The good news is that this too shall pass. As children grow older, they gain the interpersonal skills they need to deal with the little challenges of everyday life—delay of gratification, negotiating, impulse control, communication, and the ability to self-soothe. Tantrums are not done on purpose. They are the only way your child can express themselves when they lack the skills necessary to say what’s wrong.

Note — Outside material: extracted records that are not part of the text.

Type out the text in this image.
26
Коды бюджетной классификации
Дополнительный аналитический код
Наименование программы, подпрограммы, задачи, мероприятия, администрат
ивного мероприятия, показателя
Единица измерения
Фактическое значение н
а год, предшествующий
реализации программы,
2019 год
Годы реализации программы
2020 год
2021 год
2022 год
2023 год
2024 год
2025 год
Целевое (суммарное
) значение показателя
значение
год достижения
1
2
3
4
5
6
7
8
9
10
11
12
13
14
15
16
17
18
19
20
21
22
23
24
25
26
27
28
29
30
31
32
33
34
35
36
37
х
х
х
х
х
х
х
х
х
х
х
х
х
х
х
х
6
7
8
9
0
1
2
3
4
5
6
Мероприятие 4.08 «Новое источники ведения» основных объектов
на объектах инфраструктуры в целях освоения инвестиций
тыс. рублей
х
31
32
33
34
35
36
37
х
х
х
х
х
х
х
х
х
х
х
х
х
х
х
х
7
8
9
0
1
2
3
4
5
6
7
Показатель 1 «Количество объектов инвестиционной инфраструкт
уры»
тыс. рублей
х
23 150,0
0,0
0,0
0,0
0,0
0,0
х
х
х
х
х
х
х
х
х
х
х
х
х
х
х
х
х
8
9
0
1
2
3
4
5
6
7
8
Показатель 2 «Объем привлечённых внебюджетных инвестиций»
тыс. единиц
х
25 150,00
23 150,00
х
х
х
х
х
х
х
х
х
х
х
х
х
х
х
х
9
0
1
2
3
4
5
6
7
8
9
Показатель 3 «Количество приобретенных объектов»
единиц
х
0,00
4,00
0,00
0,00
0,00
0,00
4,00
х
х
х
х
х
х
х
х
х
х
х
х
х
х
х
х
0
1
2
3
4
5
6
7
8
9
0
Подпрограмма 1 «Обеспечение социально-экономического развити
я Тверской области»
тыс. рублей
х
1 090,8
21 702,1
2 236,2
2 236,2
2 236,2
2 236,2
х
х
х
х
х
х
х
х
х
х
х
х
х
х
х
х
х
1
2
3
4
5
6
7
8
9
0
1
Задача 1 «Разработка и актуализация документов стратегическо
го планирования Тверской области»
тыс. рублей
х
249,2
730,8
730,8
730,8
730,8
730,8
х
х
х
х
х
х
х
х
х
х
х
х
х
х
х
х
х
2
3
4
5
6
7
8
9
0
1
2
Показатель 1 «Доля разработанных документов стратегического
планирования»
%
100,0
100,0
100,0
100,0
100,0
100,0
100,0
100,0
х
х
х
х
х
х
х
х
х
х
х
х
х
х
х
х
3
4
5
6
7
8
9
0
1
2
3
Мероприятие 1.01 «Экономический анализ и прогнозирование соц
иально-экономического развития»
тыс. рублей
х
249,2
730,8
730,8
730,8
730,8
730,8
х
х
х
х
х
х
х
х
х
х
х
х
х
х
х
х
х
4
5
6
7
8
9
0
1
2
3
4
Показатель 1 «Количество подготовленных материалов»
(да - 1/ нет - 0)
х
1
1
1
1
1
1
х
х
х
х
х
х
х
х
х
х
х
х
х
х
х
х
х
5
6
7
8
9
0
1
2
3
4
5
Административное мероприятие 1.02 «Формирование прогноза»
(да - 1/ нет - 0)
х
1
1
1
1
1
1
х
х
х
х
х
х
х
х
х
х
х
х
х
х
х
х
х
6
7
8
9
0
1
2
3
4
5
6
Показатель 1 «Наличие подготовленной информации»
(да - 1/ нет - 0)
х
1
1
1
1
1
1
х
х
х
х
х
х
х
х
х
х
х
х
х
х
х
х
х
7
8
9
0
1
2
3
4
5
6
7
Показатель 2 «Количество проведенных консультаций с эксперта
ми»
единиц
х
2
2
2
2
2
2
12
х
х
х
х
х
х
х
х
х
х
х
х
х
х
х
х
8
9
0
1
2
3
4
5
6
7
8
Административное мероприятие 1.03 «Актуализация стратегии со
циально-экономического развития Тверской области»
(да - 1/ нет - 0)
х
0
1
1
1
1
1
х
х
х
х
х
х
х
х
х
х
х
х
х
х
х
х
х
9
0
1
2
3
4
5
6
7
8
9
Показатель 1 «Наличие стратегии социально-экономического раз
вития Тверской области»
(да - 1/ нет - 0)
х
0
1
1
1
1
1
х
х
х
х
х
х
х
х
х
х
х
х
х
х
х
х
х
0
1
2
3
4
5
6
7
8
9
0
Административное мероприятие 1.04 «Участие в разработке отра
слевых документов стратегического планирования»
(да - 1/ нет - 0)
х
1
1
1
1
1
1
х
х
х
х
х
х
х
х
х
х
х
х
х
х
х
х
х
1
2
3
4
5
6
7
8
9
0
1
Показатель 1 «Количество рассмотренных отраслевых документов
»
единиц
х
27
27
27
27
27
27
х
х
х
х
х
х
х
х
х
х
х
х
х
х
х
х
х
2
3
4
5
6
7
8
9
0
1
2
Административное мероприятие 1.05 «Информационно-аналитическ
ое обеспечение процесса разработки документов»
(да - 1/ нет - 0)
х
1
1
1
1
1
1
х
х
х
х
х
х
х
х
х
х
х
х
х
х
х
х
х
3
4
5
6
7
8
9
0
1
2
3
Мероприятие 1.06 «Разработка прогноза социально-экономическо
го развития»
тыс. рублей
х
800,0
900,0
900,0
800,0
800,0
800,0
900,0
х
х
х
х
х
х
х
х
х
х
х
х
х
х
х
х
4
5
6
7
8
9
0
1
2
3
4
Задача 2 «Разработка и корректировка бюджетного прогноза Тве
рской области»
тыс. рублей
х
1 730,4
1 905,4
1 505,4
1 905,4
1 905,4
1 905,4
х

Practical Tips on Taming Tantrums:

  • Remember your child is trying to tell you something. When little ones can’t express themselves verbally, they act out. Sometimes just acknowledging out loud that they are angry or sad or ready to go can be helpful.
  • Sometimes you just have to ignore the behavior. Crying in Target because mommy won’t buy a certain toy? Ignore. Don’t give into the need for attention. Let your little one know that this is not how you get rewarded.
  • Distract, distract, distract! It’s amazing how easily you can change their focus. Find a new toy. Pick a safer place to play. Cry with them. Make them laugh!
  • Give them a say. Give them some choices and include them in your activity.
  • Reward good behavior. When your child is acting appropriately, praise them. Let them see how much fun it is to make good choices.
  • Keep them safe. Grab their hand while walking. Stop physical behaviors like hitting and biting and have zero tolerance for dangerous behavior towards others. Show them how to touch gently.

And now, the real stuff…


  • Don’t make eye contact with strangers during a tantrum—just focus on your child. Retreat if necessary. Chances are you won’t bump into that lady in Walmart ever again, so who cares if she disapproves of your child’s behavior or how you are handling it?
  • It’s okay to just leave if you want. Take your child to the car and leave that shopping cart full of groceries. Moms do it all the time. Kroger will understand.
  • Don’t laugh at your child’s behavior. Just remember that you are supermom. Your cape may have a few snags and wrinkles in it today, but tomorrow is a fresh start.
  • Stop at Starbucks on the way home or your favorite drive-thru for a treat if you need it. It’s okay to take a mommy break. Baristas understand.

Remember moms, you can tame those tantrums! They’re a normal part of growing up, and our kiddos need us to guide them in the right direction.

What’s worked for you?

Karyn Meyerhoff is a mom of a 23 month old and a brand-new baby boy. She is still figuring it all out and often eats a cookie or two during naptime.